The purpose of this study was to assess correlation between severity of gastroparetic symptoms and all variables of GET, compared to select variables in clinical use.


This was a prospective study of patients referred for scintigraphic GET. The Gastroparesis Cardinal Symptom Index questionnaire was obtained prior to the scintigraphy. Variables determined were lag time, half emptying time (T1/2), retention at 30 min, 1, 2 and 4 h. Statistical analysis was by Spearman rank correlation and Wilcoxon rank test with a significance set at p ≤ 0.05.
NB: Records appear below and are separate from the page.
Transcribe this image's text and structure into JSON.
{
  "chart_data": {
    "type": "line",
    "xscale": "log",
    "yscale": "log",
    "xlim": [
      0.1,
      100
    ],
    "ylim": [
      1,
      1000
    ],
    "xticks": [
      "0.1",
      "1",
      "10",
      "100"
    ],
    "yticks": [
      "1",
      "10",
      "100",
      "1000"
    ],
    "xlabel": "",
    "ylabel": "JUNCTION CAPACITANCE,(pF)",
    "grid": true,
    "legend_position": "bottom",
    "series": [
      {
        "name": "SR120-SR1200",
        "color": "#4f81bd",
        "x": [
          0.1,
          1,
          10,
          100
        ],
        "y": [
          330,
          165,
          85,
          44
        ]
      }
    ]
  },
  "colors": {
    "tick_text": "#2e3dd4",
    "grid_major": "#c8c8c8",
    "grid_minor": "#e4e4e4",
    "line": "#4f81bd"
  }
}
Seven hundred seventeen patients had GET from 03/09 to 03/11. Results are from 325 patients who did not take medications known to affect GET were analyzed (64.9 % females, mean age 47 ± 18.9 years, 21.8 % diabetics, 78.2 % non-diabetic, of which 7.6 % were post-surgical, primarily post-fundoplication). Combined gastric retention at 2 and 4 h detected delayed GET in 83.5 % non-diabetics and 76.6 % of diabetics. Rapid GET was present in 11 % of patients at 30 min and 4 % at 1 h. Significant positive correlation was observed between nausea, vomiting, loss of appetite and variables of GET, but not with the half-time of emptying (T1/2). Bloating negatively correlated with retention at 2 h. There was no association between duration of symptoms and GET variables.


Gastroparetic symptoms correlate with different retention times of GET, but not with T1/2. However, symptoms poorly distinguish between categories of gastroparesis or status of gastric emptying. Delayed GE is best detected by 2 and 4 h retention times, while 30 min and 1 h retention times detect rapid GE.